24 As I concluded in South Passage, having regard to these authorities, it seems to me that the Court has a wide power under section 601AH(3)(d). Nor did I consider that section 601AH(5) confines the Court's power in section 601AH(3)(d) such that the Court may not make orders modifying the effect of reinstatement. Rather, section 601AH(3)(d) gives the Court the power to alter the ordinary incidence of reinstatement in appropriate circumstances: at [51].
25 In these circumstances, it seems to me appropriate to make the orders sought by Mr Soo, in particular, having regard to the fact that Garfox is solvent; monies have been placed in trust to promptly attend to payment of outstanding fees and penalties; arrangements have now been made to appoint three directors to the company including Ms Murphy who will be present in Australia and willing to attend to the administration associated with operating a company; the ancillary orders will give effect for the re-organisation of the company's affairs and shareholdings made three years ago; and each of the persons affected by the ancillary orders in particular, Ms Soo, consent to the orders sought.
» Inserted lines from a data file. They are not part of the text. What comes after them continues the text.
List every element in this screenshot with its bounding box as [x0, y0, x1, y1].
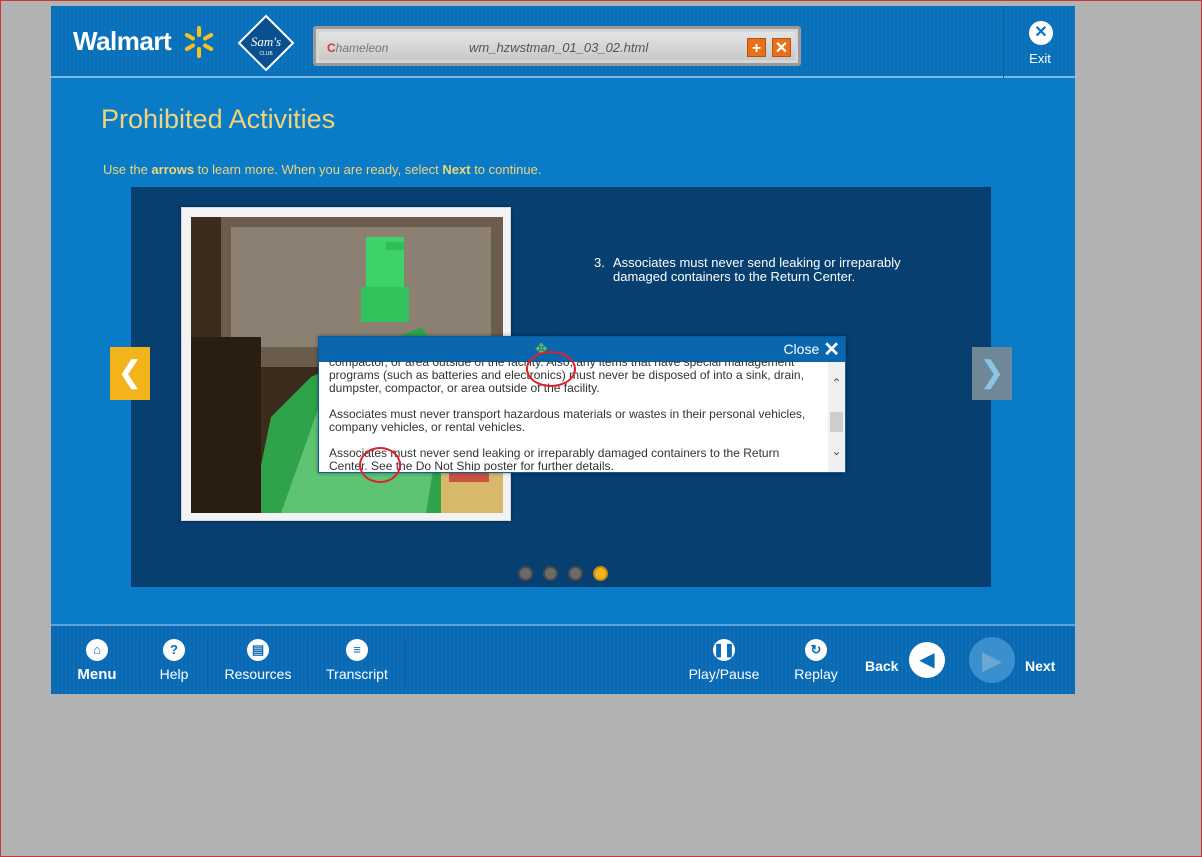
divider	[771, 638, 772, 686]
slide-dot-1[interactable]	[518, 566, 533, 581]
move-icon[interactable]: ✥	[535, 342, 548, 357]
walmart-spark-icon	[184, 26, 214, 58]
walmart-logo: Walmart	[73, 26, 172, 56]
slide-dot-2[interactable]	[543, 566, 558, 581]
scroll-down-icon[interactable]: ⌄	[828, 442, 845, 460]
menu-label: Menu	[77, 666, 117, 683]
popup-paragraph: Associates must never transport hazardou…	[329, 407, 806, 434]
divider	[405, 638, 406, 686]
transcript-button[interactable]: ≡ Transcript	[317, 626, 397, 696]
scroll-up-icon[interactable]: ⌃	[828, 374, 845, 392]
popup-scrollbar[interactable]: ⌃ ⌄	[828, 362, 845, 472]
next-label[interactable]: Next	[1025, 658, 1055, 674]
svg-text:Sam's: Sam's	[251, 34, 281, 49]
footer-bar: ⌂ Menu ? Help ▤ Resources ≡ Transcript ❚…	[51, 624, 1075, 694]
scroll-thumb[interactable]	[830, 412, 843, 432]
instructions-text: Use the arrows to learn more. When you a…	[103, 162, 542, 177]
back-label[interactable]: Back	[865, 658, 898, 674]
close-x-icon: ✕	[823, 339, 840, 361]
popup-text: compactor, or area outside of the facili…	[329, 361, 819, 471]
home-icon: ⌂	[86, 639, 108, 661]
divider	[307, 638, 308, 686]
play-pause-button[interactable]: ❚❚ Play/Pause	[687, 626, 761, 696]
popup-close-button[interactable]: Close ✕	[783, 339, 840, 361]
resources-label: Resources	[224, 666, 292, 682]
transcript-icon: ≡	[346, 639, 368, 661]
replay-button[interactable]: ↻ Replay	[785, 626, 847, 696]
slide-point: 3. Associates must never send leaking or…	[594, 256, 934, 284]
chameleon-logo: Chameleon	[327, 41, 389, 55]
previous-arrow-button[interactable]: ❮	[110, 347, 150, 400]
popup-paragraph: Associates must never send leaking or ir…	[329, 446, 780, 472]
popup-paragraph: compactor, or area outside of the facili…	[329, 361, 804, 395]
pause-icon: ❚❚	[713, 639, 735, 661]
exit-button[interactable]: ✕ Exit	[1003, 6, 1075, 78]
transcript-label: Transcript	[326, 666, 388, 682]
page-title: Prohibited Activities	[101, 104, 336, 134]
sams-club-logo: Sam's CLUB	[237, 14, 295, 72]
exit-icon: ✕	[1029, 21, 1053, 45]
help-label: Help	[159, 666, 189, 682]
next-button[interactable]: ▶	[969, 637, 1015, 683]
menu-button[interactable]: ⌂ Menu	[69, 626, 125, 696]
player-title-bar: Chameleon wm_hzwstman_01_03_02.html + ✕	[313, 26, 801, 66]
course-player: Walmart Sam's CLUB Chameleon wm_hzwstman…	[51, 6, 1075, 694]
point-text: Associates must never send leaking or ir…	[613, 255, 901, 284]
resources-button[interactable]: ▤ Resources	[219, 626, 297, 696]
divider	[139, 638, 140, 686]
exit-label: Exit	[1029, 51, 1051, 66]
back-button[interactable]: ◀	[909, 642, 945, 678]
point-number: 3.	[594, 255, 605, 270]
header-bar: Walmart Sam's CLUB Chameleon wm_hzwstman…	[51, 6, 1075, 78]
module-filename: wm_hzwstman_01_03_02.html	[469, 40, 649, 55]
slide-dot-3[interactable]	[568, 566, 583, 581]
divider	[207, 638, 208, 686]
help-icon: ?	[163, 639, 185, 661]
plus-icon[interactable]: +	[747, 38, 766, 57]
transcript-popup: ✥ Close ✕ compactor, or area outside of t…	[318, 336, 846, 483]
next-arrow-button[interactable]: ❯	[972, 347, 1012, 400]
replay-icon: ↻	[805, 639, 827, 661]
slide-dot-4[interactable]	[593, 566, 608, 581]
close-icon[interactable]: ✕	[772, 38, 791, 57]
svg-text:CLUB: CLUB	[259, 51, 273, 57]
replay-label: Replay	[794, 666, 838, 682]
resources-icon: ▤	[247, 639, 269, 661]
popup-header[interactable]: ✥ Close ✕	[319, 337, 845, 362]
help-button[interactable]: ? Help	[147, 626, 201, 696]
play-pause-label: Play/Pause	[688, 666, 760, 682]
21 With respect, I concur with the approach taken by Rees J in Garfox, in which her Honour ultimately made an order pursuant to s 601AH(3)(d) of the Act that ASIC record two named individuals be the directors of the company on its reinstatement. In this case, I am satisfied that the making of an order to that effect is appropriate given the need for a director to be appointed to facilitate the reinstatement in circumstances where I am otherwise satisfied that the reinstatement is necessary and appropriate in order to provide for recovery of assets for the purpose of enabling the creditors of the former bankrupt to be paid and, potentially, for distributions to be made to beneficiaries of the family trust and the former bankrupt in the event that a surplus is achieved. I note that the former bankrupt has provided a consent to act as a director of the company.